2016-2017 (completed)

Over-crowded stores can be a major problem for retailers. Previous research has provided evidence for negative consequences of crowding, but it remains unclear whether crowding influences how consumers make decisions and what retailers can do in order to mitigate negative consequences. The present project examines how crowding influences the perception of the assortment, the interaction with service personnel, and in-store consumer decision making. We address these questions in an online survey and an in-store study using eye-tracking. The project aims at providing implications regarding how retailers can enhance the customer experience in crowded stores by optimizing assortment and service interactions.

Impulse Purchasing and Overspending – The Role of Shopping Orientation and Consumer Information Processing (IPOROSOCIP)

Funded within Marie Curie Career Integration Grant (FP7-MC-CIG-293577)

Duration: 2011 – 2014 (finished)

Buying products spontaneously is a frequent behavior for many consumer. Engaging too much in impulse purchasing, however, may entail negative consequences such as overspending and indebtedness. The project addressed impulse purchasing from the perspective of consumer psychology and had two main research objectives: (1) to advance knowledge on the mechanisms that underlie impulse purchasing and (2) to provide techniques and strategies to consumers to control their purchasing behaviour.

The focus of the project was on the role of visual attention for impulse purchasing. In a set of laboratory experiments that used eye tracking, we examined the relationship between buying impulsiveness, visual attention, and shopping orientations. We found that buying impulsiveness influences the breadth of visual attention.
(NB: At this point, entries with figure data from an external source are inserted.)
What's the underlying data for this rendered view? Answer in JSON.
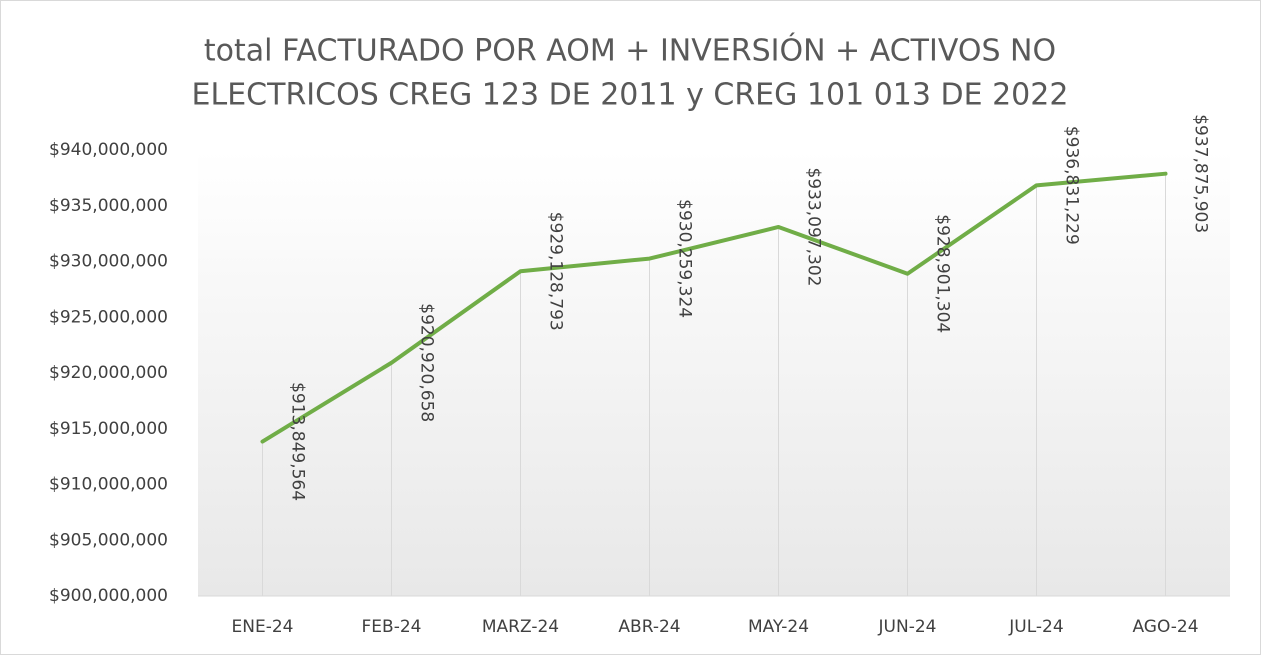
{
  "chart_data": {
    "type": "line",
    "title": [
      "total FACTURADO POR AOM + INVERSIÓN + ACTIVOS NO",
      "ELECTRICOS CREG 123 DE 2011 y CREG 101 013 DE 2022"
    ],
    "categories": [
      "ENE-24",
      "FEB-24",
      "MARZ-24",
      "ABR-24",
      "MAY-24",
      "JUN-24",
      "JUL-24",
      "AGO-24"
    ],
    "series": [
      {
        "color": "#70ad47",
        "values": [
          913849564,
          920920658,
          929128793,
          930259324,
          933097302,
          928901304,
          936831229,
          937875903
        ],
        "value_labels": [
          "$913,849,564",
          "$920,920,658",
          "$929,128,793",
          "$930,259,324",
          "$933,097,302",
          "$928,901,304",
          "$936,831,229",
          "$937,875,903"
        ]
      }
    ],
    "ylim": [
      900000000,
      940000000
    ],
    "yticks": [
      {
        "value": 900000000,
        "label": "$900,000,000"
      },
      {
        "value": 905000000,
        "label": "$905,000,000"
      },
      {
        "value": 910000000,
        "label": "$910,000,000"
      },
      {
        "value": 915000000,
        "label": "$915,000,000"
      },
      {
        "value": 920000000,
        "label": "$920,000,000"
      },
      {
        "value": 925000000,
        "label": "$925,000,000"
      },
      {
        "value": 930000000,
        "label": "$930,000,000"
      },
      {
        "value": 935000000,
        "label": "$935,000,000"
      },
      {
        "value": 940000000,
        "label": "$940,000,000"
      }
    ],
    "grid": false,
    "drop_lines": true
  }
}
In a simulated shopping task, impulsive buyers were more likely to get distracted by task-irrelevant products than non-impulsive shoppers. Further studies indicate that an experiential shopping orientation increases this visual distractibility, whereas a task-focused shopping orientation reduces the distractibility. Another study used pupil dilation as an indicator of affective arousal and found that impulsive buyers, compared to non-impulsive shoppers, showed more affective arousal while watching shopping scenes.
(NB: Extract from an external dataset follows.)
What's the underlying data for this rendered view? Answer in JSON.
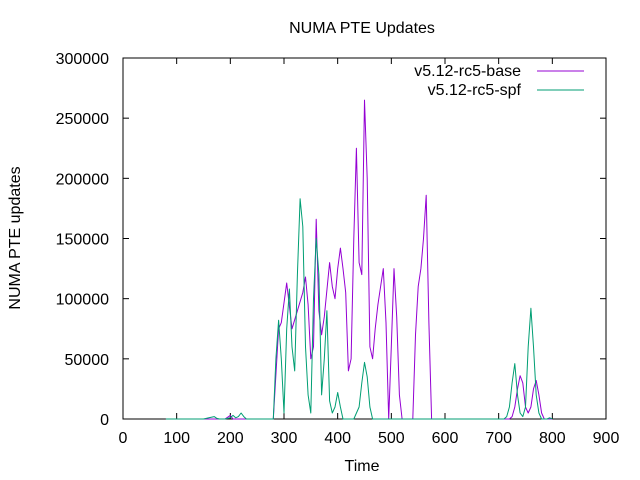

Based on these results from the first set of studies, we tested techniques that could modify attentional processes and thereby help consumers to shield themselves from distraction. In two eye-tracking studies in the laboratory, we found that two techniques may help consumers to reduce visual distractibility. First, we found that planning (i.e., making a shopping list) helps consumers to focus their visual attention. A second lab study showed that consumers who formed implementation intentions (a technique from motivational psychology) that established increased affective arousal as a trigger for efforts to control attention, were more successful in controlling their attention than other participants. An additional field study tested the effect of implementation intentions to control attention on actual purchasing behavior. A follow-up measurement after two weeks did not show positive effects of implementation intentions on self-reported shopping behavior. Taken together, the results on interventions imply that techniques such as planning or implementation intentions may help to reduce the visual distractibility of impulsive buyers. In order to establish long-term effects on consumers’ buying behavior, however, these techniques need to be completed by additional intervention strategies or more intensive training.
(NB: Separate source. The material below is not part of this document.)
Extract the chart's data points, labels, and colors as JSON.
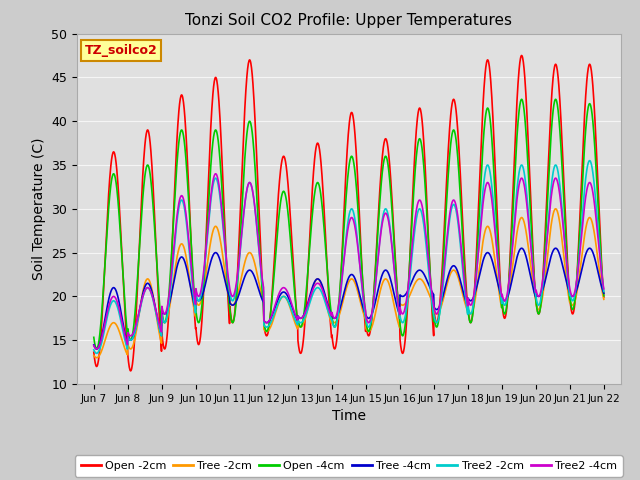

The results from the project have major implications for research on impulsive buying. Our results show that buying impulsiveness already operates at the level of visual attention, and that these attentional processes can be modified. The research has also an impact on consumer welfare. The knowledge about attentional mechanisms and techniques to control attention may help consumers to increase their control over their spending.